Yahoo’s first attempt to bring the competition with Google to the next level by acquiring Dailymotion in early 2013 fizzled out. But now the search engine sees another hope in developing proprietary video-upload site that it can call a product of its own sweat.
Sources privy to Yahoo’s move say the company has approached YouTube stars for a potential stint at the planned video portal with promises of higher revenue than what they currently earn at YouTube. But there are hurdles to that. One big consideration before these YouTube residents start moving to the other side of the fence is the popularity of platforms and copyright security of their videos. So far, YouTube has maintained its reputation of constantly policing contents uploaded to the site for possible copyright infringement. And that is a major attraction to users.
YouTube stars are also offered the glamorous chance of landing in Yahoo’s front page for added exposure to millions of users. Yahoo is reportedly planning to initially open the portal to selected users by picking the contents that it will deem worthy to be shared. Gradually, the platform will be opened to the general public, industry sources say.

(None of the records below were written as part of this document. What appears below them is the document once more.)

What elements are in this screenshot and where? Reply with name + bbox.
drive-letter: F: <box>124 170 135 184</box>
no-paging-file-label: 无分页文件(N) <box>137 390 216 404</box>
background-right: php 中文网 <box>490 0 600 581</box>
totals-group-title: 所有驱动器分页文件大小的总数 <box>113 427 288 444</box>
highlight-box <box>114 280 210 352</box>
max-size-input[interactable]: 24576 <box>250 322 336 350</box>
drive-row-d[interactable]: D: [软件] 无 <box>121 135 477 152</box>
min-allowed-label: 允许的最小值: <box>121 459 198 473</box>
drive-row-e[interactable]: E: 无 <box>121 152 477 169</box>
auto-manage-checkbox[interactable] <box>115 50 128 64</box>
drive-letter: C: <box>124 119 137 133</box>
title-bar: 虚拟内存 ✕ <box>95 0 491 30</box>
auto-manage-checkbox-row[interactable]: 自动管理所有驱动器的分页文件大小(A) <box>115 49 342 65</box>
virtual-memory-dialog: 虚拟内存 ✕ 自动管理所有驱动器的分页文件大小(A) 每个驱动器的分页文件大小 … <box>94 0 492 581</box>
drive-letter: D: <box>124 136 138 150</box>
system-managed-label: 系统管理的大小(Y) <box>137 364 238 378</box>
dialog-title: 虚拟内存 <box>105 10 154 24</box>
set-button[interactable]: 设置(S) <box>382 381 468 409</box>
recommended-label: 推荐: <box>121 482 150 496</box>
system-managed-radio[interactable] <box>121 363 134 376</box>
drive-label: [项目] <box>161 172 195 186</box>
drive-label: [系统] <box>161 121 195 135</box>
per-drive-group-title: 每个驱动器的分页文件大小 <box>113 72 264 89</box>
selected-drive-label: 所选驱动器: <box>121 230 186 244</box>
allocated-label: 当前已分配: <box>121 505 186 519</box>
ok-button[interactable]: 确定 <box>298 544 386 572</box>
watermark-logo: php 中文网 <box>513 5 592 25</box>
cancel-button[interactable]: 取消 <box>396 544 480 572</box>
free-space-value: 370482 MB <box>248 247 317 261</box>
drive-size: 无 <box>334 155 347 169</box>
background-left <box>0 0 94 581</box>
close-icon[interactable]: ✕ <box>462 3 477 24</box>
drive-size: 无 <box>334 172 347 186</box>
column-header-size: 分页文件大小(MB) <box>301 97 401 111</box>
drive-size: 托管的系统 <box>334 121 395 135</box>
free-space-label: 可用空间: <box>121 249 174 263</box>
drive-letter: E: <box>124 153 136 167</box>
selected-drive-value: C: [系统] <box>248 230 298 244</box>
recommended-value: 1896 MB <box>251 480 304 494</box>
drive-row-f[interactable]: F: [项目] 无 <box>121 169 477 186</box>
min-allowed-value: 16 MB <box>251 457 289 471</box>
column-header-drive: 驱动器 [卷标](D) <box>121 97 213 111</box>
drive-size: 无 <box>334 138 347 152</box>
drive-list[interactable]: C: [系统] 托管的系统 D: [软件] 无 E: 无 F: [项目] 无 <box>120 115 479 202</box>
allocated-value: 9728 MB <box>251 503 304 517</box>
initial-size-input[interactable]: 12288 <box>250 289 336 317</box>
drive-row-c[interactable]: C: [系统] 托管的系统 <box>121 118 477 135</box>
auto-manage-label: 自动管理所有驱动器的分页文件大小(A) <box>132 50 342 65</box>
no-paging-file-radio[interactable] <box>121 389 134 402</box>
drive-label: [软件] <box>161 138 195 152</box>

The plan invites risks in the long run. For Yahoo to successfully eclipse or even match YouTube’s reputation, it will need the best videos to draw in more users and possibly poach the rival’s stars. But YouTube of course has a strong foothold at present in a business that is less swarmed by competitors. The level of competition is still at its highest level.
The number of visitors also comes into play. Recent figures from comScore show that Google’s market share rose to 67 percent, while Yahoo’s piece of the pie fell to 11.3 percent, down 0.1 percent from the previous data.
The Dailymotion acquisition could have been Yahoo’s best edge on that respect had the transaction not failed. According to ComScore, Dailymotion has nearly 120 million monthly unique visitors, compared with YouTube’s approximately 1.2 billion. However, Dailymotion accounts only for 1 percent of the total global market share while YouTube holds the majority 28 percent.
Then there’s the issue of Dailymotion’s weak policies regarding copyrighted and prohibited materials, which it had been for a long time now.